Daisy in Chains

The house is empty. Even the voice in her head has fallen silent. She can feel the other’s presence though, knows she is close, just out of sight. The doorbell clangs. The sound scares her, even though she has been expecting it.

Pete isn’t alone. They will probably never be alone again. The brief friendship bloomed like a day-lily, a flash of colour in a dull yard, shrivelled and dead by the time the sun came up again. At his side is the young male constable that she has seen before. Sunny, she thinks; maybe Sydney. She doesn’t care and won’t ask. The time for pretending is over.

They follow her down the hall to her study. She has already placed two chairs in front of her desk.

The younger man is excited, but nervous too. This young police officer is slightly afraid of her. Pete looks sad. Maggie wishes she could tell him that, to an extent, she shares his sadness but that would hardly be appropriate any more.

‘We wanted to share this with you as soon as possible,’ he says. ‘We agreed there’s nothing to be gained by you not having the information as soon as us.’

They have found something in the abandoned office. ‘Thank you,’ she says.

‘The computer is definitely the one used to make contact with the three victims.’

She has rarely heard Pete speak so formally, so like a police spokesman on the evening news.

‘Our investigators found the conversations that Hamish Wolfe had with Jessie Tout, Chloe Wood and Myrtle Reid.
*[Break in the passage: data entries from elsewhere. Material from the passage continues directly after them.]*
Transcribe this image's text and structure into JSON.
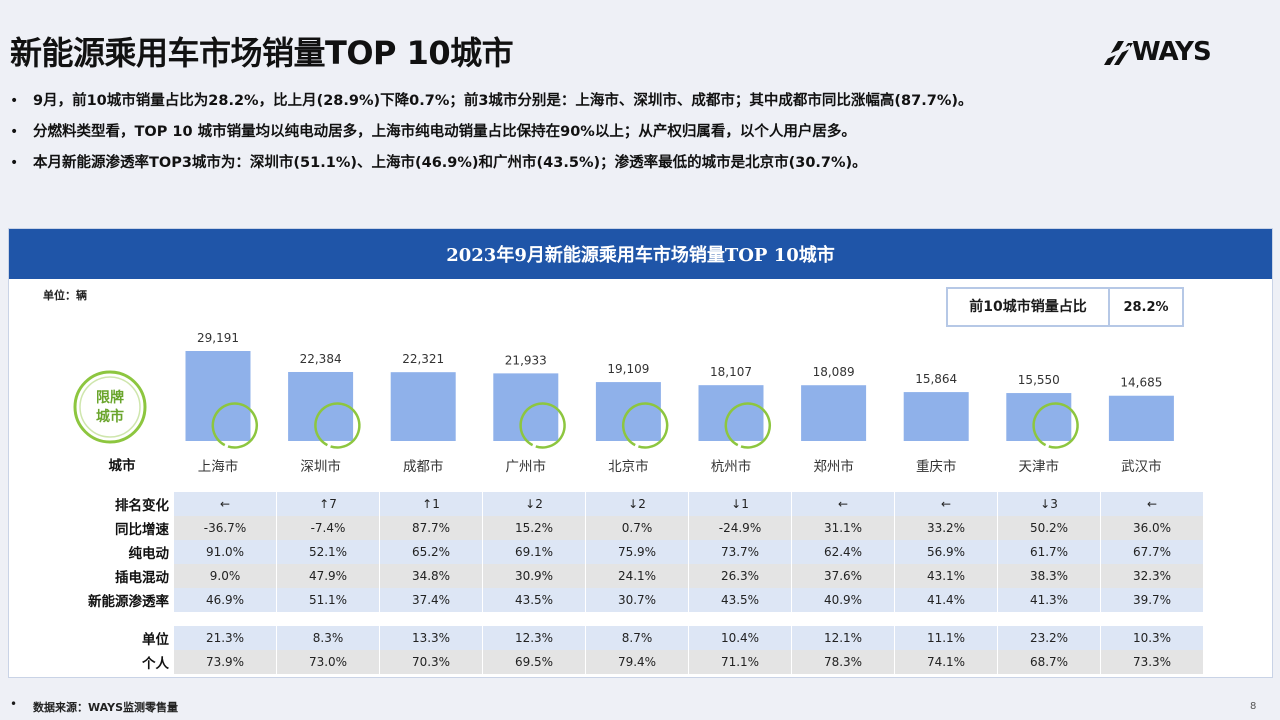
{
  "title": "新能源乘用车市场销量TOP 10城市",
  "logo_text": "WAYS",
  "bullets": [
    "9月，前10城市销量占比为28.2%，比上月(28.9%)下降0.7%；前3城市分别是：上海市、深圳市、成都市；其中成都市同比涨幅高(87.7%)。",
    "分燃料类型看，TOP 10 城市销量均以纯电动居多，上海市纯电动销量占比保持在90%以上；从产权归属看，以个人用户居多。",
    "本月新能源渗透率TOP3城市为：深圳市(51.1%)、上海市(46.9%)和广州市(43.5%)；渗透率最低的城市是北京市(30.7%)。"
  ],
  "panel_title": "2023年9月新能源乘用车市场销量TOP 10城市",
  "unit_label": "单位：辆",
  "share_label": "前10城市销量占比",
  "share_value": "28.2%",
  "badge_text": [
    "限牌",
    "城市"
  ],
  "city_row_label": "城市",
  "colors": {
    "bar": "#8fb1ea",
    "header": "#1f55a8",
    "ring": "#8dc63f"
  },
  "chart_data": {
    "type": "bar",
    "categories": [
      "上海市",
      "深圳市",
      "成都市",
      "广州市",
      "北京市",
      "杭州市",
      "郑州市",
      "重庆市",
      "天津市",
      "武汉市"
    ],
    "values": [
      29191,
      22384,
      22321,
      21933,
      19109,
      18107,
      18089,
      15864,
      15550,
      14685
    ],
    "value_labels": [
      "29,191",
      "22,384",
      "22,321",
      "21,933",
      "19,109",
      "18,107",
      "18,089",
      "15,864",
      "15,550",
      "14,685"
    ],
    "restricted_city": [
      true,
      true,
      false,
      true,
      true,
      true,
      false,
      false,
      true,
      false
    ],
    "unit": "辆"
  },
  "table": {
    "rows": [
      {
        "label": "排名变化",
        "style": "blue",
        "values": [
          "←",
          "↑7",
          "↑1",
          "↓2",
          "↓2",
          "↓1",
          "←",
          "←",
          "↓3",
          "←"
        ]
      },
      {
        "label": "同比增速",
        "style": "grey",
        "values": [
          "-36.7%",
          "-7.4%",
          "87.7%",
          "15.2%",
          "0.7%",
          "-24.9%",
          "31.1%",
          "33.2%",
          "50.2%",
          "36.0%"
        ]
      },
      {
        "label": "纯电动",
        "style": "blue",
        "values": [
          "91.0%",
          "52.1%",
          "65.2%",
          "69.1%",
          "75.9%",
          "73.7%",
          "62.4%",
          "56.9%",
          "61.7%",
          "67.7%"
        ]
      },
      {
        "label": "插电混动",
        "style": "grey",
        "values": [
          "9.0%",
          "47.9%",
          "34.8%",
          "30.9%",
          "24.1%",
          "26.3%",
          "37.6%",
          "43.1%",
          "38.3%",
          "32.3%"
        ]
      },
      {
        "label": "新能源渗透率",
        "style": "blue",
        "values": [
          "46.9%",
          "51.1%",
          "37.4%",
          "43.5%",
          "30.7%",
          "43.5%",
          "40.9%",
          "41.4%",
          "41.3%",
          "39.7%"
        ]
      }
    ],
    "rows2": [
      {
        "label": "单位",
        "style": "blue",
        "values": [
          "21.3%",
          "8.3%",
          "13.3%",
          "12.3%",
          "8.7%",
          "10.4%",
          "12.1%",
          "11.1%",
          "23.2%",
          "10.3%"
        ]
      },
      {
        "label": "个人",
        "style": "grey",
        "values": [
          "73.9%",
          "73.0%",
          "70.3%",
          "69.5%",
          "79.4%",
          "71.1%",
          "78.3%",
          "74.1%",
          "68.7%",
          "73.3%"
        ]
      }
    ]
  },
  "footer_source": "数据来源：WAYS监测零售量",
  "page_number": "8"
}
They’re double-checking times and dates, IP addresses, all the technical stuff, but there seems little doubt.’

‘We’d really love to know how you managed to find it so quickly when we couldn’t.’ The constable has a stain on the collar of his shirt. He looks tired.

‘I looked.’ Maggie returns the young man’s stare. ‘You didn’t. Not really.’

The constable’s face says he’s registered Maggie’s aggression, and is up for a fight – to a point. He says, ‘We wondered if perhaps your client gave you some idea where to look.’

‘Why on earth would he do something so stupid? And all you’ve found is the computer that was used to make contact with the women. You haven’t found anything to link it to Hamish.’

‘Actually, we have,’ the constable begins, before Pete silences him with a look.

‘There was a pen,’ Pete says. ‘A biro, hidden away beneath the carpet. It has Hamish’s prints on it.’

Maggie stares back at him for a second. ‘It proves nothing,’ she says, although she knows that, in the eyes of the world, it will prove a great deal. ‘If someone broke into Hamish’s house to steal evidence, they could easily have found a pen.’

The constable sneers. Maggie’s hand reaches out for a paperweight and clasps it tight. The sneer fades.

‘Just three women?’ asks Maggie.

Pete frowns. ‘You mean, did we find any trace of Zoe?’

‘Yes, that’s what I mean.’

‘Nothing,’ says the constable. ‘In fact, the first activity we found dates to after Zoe’s disappearance.’

‘I thought so. I don’t think Zoe’s disappearance had anything to do with the three murders,’ Maggie says. ‘I think it may have been entirely unconnected, except that it gave the killer the idea. A fat girl vanished, presumed dead. Hamish supposedly had a history with fat girls. The real killer decided to make other fat girls disappear, and direct the blame towards him by planting evidence.’

Pete sighs. ‘Maggie, this conspiracy theory is going nowhere.’

‘Why didn’t you tell me that you and Hamish were friends before his arrest?’

He flushes. ‘We weren’t friends.’

‘Why didn’t you tell me that your ex-wife, who left you for your boss, just six months before Jessie was murdered, is a very similar size to Hamish’s supposed three victims?’

He gives an odd, twisted smile. ‘Are you serious?’

Maggie turns to the constable. ‘If anything happens to me, Detective, if I vanish suddenly, or have a freakish accident, I do hope you’ll remember this conversation.’

The man laughs, but glances sideways at his sergeant. Pete reaches into his coat pocket. He pulls out a clear plastic wallet, with several loose sheets of notepaper inside and puts them on the desk in front of Maggie.

‘They’re just copies,’ he says. ‘The originals are at the station.’

‘What are they?’ Maggie sees the heading on the stationery and can feel fibres in her body start to tighten. HMP Isle of Wight.

‘Please read them. They’re in date order. We’ll wait.’

She wants to refuse, to tell them to leave the letters, that she’ll get to them in her own time. She knows they won’t agree.

Aware that she has no choice, she unfolds the first letter.